Some 300,000 Urdu-speaking Biharis have lived in 66 squalid camps in Bangladesh since the former East Pakistan emerged as an independent country in 1971.
"We endured a lot of pain at the camps. Now it is going to be over, we are Bangladeshis and will have equal rights," said 27-year-old Fatema Begum.
Crammed into the camps with poor sanitation, power supply and no healthcare or education, the refugees had hoped for years that Pakistan would take them to their chosen homeland.
But frustrated over the long delay, the new generation Biharis below the age of 37, who have been born and grown up in the camps, recently made a legal move to win them Bangladeshi citizenship. The High Court granted them that right on Sunday.
"This is a historic achievement. We had been waiting for decades, while living an inhuman life in the camps," said Sadakat Khan, president of the Stranded Pakistanis Youth Rehabilitation Movement.
"Our people do not have access to government jobs, children cannot go to school. We cannot even open a bank account, let alone taking a loan," he told Reuters at a Dhaka refugee camp.
"Why we should go to Pakistan? We don't belong to Pakistan. We don't want to go to Pakistan."
But many of the parents and grandparents of the young Biharis opposed the long-sought privilege, saying they wanted to remain Pakistanis and would wait indefinitely to go there.
"We have full respect for the court but we reject its ruling. Pakistan is our home and we want to exercise our citizen rights only after going there," said Shoukat Ali, leader of the Stranded Pakistanis General Repatriation Committee (SPGRC).
"Until then, we don't want to lose our refugee status in Bangladesh, which guarantees us a life in the camps with free food ration," said Shoukat, adding that SPGRC might challenge the High Court ruling in the Supreme Court.
Pakistan High Commissioner Alamgir Babar told reporters in Dhaka on Monday that Islamabad would consider the refugees' demand for repatriation with "humanitarian sympathy".
But, like his predecessors, he made no pledge to push the case or even suggest a tentative timeframe.
The Biharis, who migrated to former East Pakistan from India following the partition of the subcontinent in 1947, sided with the Pakistan army during Bangladesh's 1971 war of independence.

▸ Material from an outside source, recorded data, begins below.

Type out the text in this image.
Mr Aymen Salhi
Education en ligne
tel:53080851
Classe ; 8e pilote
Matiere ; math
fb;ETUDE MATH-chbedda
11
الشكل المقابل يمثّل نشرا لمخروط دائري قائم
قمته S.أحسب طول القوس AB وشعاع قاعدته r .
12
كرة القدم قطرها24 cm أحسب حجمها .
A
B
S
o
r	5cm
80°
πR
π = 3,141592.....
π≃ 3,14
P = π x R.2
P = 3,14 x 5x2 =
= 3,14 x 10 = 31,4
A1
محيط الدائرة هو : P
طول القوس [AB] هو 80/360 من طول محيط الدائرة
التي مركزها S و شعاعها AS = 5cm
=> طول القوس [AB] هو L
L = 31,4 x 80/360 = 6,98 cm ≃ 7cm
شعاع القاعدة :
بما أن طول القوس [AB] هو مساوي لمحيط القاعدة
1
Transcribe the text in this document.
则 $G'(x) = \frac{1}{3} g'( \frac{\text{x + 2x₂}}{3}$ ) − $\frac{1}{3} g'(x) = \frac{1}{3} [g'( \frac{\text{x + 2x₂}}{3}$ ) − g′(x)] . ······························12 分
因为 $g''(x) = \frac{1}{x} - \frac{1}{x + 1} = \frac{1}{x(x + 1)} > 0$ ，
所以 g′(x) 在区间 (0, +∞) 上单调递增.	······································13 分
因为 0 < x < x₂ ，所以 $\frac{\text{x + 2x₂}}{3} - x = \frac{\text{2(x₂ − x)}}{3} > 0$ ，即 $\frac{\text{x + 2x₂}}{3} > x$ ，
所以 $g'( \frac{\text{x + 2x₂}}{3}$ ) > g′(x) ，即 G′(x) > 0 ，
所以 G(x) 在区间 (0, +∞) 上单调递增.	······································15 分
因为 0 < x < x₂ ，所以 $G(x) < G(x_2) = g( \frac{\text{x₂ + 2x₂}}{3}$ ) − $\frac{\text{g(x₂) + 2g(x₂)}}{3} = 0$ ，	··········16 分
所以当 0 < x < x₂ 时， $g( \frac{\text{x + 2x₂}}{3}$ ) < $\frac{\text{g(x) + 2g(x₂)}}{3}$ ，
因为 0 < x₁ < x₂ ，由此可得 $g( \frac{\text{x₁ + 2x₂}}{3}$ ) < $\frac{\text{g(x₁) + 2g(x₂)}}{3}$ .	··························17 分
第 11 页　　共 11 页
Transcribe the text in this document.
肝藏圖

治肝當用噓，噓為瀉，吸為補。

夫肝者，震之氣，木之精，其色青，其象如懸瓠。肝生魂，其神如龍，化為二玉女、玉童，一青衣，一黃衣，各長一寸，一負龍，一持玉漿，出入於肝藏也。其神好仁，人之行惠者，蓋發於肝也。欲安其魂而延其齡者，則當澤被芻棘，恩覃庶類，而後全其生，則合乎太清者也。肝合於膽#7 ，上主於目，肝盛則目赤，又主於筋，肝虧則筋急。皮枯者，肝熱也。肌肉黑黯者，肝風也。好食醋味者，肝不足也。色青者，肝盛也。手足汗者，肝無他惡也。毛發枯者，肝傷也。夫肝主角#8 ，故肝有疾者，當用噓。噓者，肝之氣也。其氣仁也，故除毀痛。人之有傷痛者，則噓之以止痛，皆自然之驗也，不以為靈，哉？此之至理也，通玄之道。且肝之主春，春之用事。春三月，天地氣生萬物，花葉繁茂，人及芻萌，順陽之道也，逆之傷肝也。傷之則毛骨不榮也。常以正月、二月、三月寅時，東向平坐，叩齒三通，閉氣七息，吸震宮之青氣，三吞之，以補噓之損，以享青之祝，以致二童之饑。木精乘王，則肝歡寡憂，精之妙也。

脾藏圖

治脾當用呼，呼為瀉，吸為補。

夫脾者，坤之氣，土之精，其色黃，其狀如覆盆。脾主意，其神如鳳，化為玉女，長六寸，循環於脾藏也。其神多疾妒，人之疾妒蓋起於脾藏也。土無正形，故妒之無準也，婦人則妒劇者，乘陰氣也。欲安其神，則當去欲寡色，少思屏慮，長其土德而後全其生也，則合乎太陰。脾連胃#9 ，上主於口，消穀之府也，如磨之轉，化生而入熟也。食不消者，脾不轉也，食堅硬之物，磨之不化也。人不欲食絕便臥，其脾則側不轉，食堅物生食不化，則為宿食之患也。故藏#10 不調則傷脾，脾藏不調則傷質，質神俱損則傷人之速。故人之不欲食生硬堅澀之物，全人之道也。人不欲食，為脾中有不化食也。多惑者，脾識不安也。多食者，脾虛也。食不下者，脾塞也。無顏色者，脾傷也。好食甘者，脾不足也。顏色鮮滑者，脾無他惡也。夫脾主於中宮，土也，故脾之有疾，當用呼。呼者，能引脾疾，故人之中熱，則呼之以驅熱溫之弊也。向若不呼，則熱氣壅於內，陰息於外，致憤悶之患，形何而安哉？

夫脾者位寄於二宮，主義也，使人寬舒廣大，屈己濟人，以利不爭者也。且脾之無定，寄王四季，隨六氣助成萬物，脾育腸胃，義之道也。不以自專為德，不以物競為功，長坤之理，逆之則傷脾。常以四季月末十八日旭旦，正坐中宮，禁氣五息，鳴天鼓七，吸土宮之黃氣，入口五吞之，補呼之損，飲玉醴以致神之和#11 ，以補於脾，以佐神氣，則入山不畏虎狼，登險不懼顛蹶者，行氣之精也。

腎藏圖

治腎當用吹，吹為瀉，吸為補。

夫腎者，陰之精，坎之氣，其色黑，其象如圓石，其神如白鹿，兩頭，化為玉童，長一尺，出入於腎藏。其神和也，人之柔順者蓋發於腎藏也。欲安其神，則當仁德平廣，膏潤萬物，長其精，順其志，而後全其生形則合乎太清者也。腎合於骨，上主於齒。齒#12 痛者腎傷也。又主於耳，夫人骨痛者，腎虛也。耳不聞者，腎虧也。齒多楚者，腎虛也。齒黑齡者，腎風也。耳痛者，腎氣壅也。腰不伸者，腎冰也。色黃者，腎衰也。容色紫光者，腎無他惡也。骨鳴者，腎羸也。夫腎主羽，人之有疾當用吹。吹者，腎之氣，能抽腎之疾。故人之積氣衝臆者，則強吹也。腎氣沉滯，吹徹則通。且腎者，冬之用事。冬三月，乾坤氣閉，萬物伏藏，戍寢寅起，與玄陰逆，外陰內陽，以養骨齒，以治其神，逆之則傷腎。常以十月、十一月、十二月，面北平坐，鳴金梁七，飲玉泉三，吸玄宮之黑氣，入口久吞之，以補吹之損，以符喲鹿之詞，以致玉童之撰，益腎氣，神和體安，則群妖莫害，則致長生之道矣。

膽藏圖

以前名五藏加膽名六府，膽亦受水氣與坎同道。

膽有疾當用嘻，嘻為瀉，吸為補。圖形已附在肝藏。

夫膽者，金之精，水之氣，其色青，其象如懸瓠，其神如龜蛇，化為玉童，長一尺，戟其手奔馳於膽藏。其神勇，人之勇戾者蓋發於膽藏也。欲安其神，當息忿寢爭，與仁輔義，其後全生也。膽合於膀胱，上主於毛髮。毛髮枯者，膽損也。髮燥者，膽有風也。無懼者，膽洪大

Bangladesh Home Ministry officials said about 140,000, or nearly half of the Biharis, who were born in Bangladesh and have expressed loyalty to the country, would be granted citizenship.
The rest would continue to live in the camps, run by the Bangladesh government and the UN High Commissioner for Refugees.
Pakistan has avoided the Bihari repatriation issue despite repeated requests by Dhaka for an early settlement.